An example is inserting an order based on a huge calculation took 13 seconds. The second time i did this it only took 2.8 seconds. We know this big 'trigger party' is a problem, but this is the way it works; the 3 seconds is acceptable, but 13 is not!

I'd love to know if there's a way to see what is increasing this performance this much (like a cache) and is there a way to always achieve this? Like force caching stuff?



Who can help me with this issue?
Don't use triggers :P



Seriously, challenge that status quo. Even if it is a lot of work right now, a 'trigger party', i.e. (complex) business logic in triggers is never a good idea.



However, to solve the immediate problem, I think you should measure where your biggest performance problems lie and solve those first. An easy way to measure (on a test environment) is to write back timestamps from within the trigger and then focus on the biggest timegaps.

It could be as simple as a missing index or a faulty join, collecting and discarding huge amounts of data.
For performance bottle necks the Profiler is a very helpful tool, but be careful to use this with a production system since the profiler takes up a lot of resources.

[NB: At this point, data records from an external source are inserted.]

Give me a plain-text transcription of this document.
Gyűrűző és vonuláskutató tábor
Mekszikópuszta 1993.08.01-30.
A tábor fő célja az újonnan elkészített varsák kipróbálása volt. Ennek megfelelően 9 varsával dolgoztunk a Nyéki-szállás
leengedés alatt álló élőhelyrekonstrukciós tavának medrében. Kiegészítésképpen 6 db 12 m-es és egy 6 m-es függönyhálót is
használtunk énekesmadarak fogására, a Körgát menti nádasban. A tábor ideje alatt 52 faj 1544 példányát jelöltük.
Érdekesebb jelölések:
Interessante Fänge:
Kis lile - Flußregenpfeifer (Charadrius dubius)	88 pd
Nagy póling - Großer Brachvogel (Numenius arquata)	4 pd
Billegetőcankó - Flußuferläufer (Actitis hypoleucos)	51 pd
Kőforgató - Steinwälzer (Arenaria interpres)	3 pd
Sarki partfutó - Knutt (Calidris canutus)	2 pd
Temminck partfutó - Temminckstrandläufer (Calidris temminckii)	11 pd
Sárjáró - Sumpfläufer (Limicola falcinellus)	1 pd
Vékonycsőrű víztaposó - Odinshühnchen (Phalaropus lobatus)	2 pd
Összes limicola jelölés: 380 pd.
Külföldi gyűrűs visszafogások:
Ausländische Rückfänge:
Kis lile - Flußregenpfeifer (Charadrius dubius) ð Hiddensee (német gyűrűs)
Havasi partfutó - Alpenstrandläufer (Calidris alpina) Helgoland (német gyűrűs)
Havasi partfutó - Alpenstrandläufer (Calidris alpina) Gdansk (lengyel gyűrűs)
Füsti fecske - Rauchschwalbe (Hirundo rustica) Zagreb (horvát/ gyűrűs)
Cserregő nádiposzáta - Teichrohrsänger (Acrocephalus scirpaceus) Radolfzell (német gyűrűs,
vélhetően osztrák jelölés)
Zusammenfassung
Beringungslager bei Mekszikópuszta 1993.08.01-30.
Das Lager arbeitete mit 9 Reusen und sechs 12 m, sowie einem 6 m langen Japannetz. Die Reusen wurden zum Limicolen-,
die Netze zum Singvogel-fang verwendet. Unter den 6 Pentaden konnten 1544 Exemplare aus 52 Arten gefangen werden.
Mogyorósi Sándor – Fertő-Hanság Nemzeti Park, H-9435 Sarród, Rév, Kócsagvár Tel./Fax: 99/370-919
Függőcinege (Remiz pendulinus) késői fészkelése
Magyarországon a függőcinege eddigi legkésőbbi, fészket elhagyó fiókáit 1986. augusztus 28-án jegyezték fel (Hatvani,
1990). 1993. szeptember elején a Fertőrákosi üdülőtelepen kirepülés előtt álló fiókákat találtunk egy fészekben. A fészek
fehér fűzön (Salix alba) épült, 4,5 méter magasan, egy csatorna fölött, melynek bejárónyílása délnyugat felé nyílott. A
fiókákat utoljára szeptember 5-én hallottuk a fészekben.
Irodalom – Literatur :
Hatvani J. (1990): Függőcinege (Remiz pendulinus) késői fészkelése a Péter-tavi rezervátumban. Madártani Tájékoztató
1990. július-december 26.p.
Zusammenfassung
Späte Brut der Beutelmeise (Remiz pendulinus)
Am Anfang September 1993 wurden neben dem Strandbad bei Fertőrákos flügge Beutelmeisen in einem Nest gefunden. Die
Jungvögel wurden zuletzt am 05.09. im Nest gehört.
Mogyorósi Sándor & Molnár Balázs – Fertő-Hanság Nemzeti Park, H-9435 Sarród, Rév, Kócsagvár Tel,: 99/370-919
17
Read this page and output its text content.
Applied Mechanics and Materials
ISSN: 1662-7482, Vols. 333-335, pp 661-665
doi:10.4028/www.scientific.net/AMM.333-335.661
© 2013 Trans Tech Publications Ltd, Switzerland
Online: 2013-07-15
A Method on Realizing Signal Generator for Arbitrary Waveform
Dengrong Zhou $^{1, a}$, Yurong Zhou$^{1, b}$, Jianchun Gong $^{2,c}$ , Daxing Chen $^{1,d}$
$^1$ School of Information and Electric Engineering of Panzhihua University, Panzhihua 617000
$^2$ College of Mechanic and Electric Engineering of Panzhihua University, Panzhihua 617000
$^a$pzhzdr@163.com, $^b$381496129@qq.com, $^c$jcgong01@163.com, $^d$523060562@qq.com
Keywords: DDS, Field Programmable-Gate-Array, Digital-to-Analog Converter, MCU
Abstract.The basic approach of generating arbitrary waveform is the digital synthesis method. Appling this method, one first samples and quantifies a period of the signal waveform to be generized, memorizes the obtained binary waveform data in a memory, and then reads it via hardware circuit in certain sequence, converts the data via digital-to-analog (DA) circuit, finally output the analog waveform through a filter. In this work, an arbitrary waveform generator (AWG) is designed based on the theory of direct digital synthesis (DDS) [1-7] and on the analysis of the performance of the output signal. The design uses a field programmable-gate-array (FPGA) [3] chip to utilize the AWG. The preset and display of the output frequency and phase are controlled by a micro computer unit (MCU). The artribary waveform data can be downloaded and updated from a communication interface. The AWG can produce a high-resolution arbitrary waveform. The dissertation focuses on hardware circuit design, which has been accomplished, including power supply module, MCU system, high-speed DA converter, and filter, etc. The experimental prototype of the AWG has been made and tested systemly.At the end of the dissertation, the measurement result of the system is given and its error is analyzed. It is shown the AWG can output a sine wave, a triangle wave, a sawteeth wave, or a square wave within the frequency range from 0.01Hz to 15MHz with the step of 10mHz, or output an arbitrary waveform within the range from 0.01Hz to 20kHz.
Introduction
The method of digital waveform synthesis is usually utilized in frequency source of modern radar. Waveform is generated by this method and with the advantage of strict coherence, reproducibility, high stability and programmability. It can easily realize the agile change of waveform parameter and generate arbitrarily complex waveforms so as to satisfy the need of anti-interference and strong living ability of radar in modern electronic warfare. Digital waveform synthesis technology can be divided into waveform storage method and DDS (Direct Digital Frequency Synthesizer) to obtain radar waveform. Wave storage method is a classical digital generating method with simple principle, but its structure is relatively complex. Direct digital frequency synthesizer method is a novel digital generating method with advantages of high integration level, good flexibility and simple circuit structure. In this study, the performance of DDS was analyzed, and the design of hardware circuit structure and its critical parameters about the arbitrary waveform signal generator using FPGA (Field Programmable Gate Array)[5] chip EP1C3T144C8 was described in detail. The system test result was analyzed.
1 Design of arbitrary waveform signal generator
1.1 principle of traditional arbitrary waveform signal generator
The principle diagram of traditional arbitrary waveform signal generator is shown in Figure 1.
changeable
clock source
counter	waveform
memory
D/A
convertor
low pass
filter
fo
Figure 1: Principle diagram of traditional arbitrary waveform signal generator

Run the profiler with the 'Tuning' template. In case the tuning template is not available in the events selection tab check the tick box show all events. Then in the stored procedures section check SP: StmtCompleted. Doing this you will get each individual statement with its duration and the number of reads/writes. This will give you a clear indication of where your bottleneck lies.
Hi Tom,



If you use the command SET STATISTICS TIME ON before you perform the two insert statements, check the SQL Server parse and compile time output.



I expect the first call to have quite some parse and compile time, whereas the second call has the query plan ready to go.



Try calling the command DBCC FREEPROCCACHE in between your two calls (not on production!) and you will probably see the second call taking just as much time because it will have to recompile a plan.



Compiling a query plan for a large trigger will cost a lot of CPU time. Moving this to a large procedure will probably not change much as the large procedure will also eat up a lot of compile time.



There are various ways to deal with this. However, I can't provide any silver bullet advice, it really depends on the situation.


Compiling a query plan for a large trigger will cost a lot of CPU time. Moving this to a large procedure will probably not change much as the large procedure will also eat up a lot of compile time.



There are various ways to deal with this. However, I can't provide any silver bullet advice, it really depends on the situation.




I agree with this statement, complex logic stays complex, no matter where you put it. It is however, from my experience, far easier to comprehend and optimise a procedure than a trigger firing and resulting in multiple triggers to go off. Also there is often less overhead because a procedure is purposely built for a specific job. Triggers fire regardless and you have to at least test for cases you don’t want (a part of) the trigger to do anything.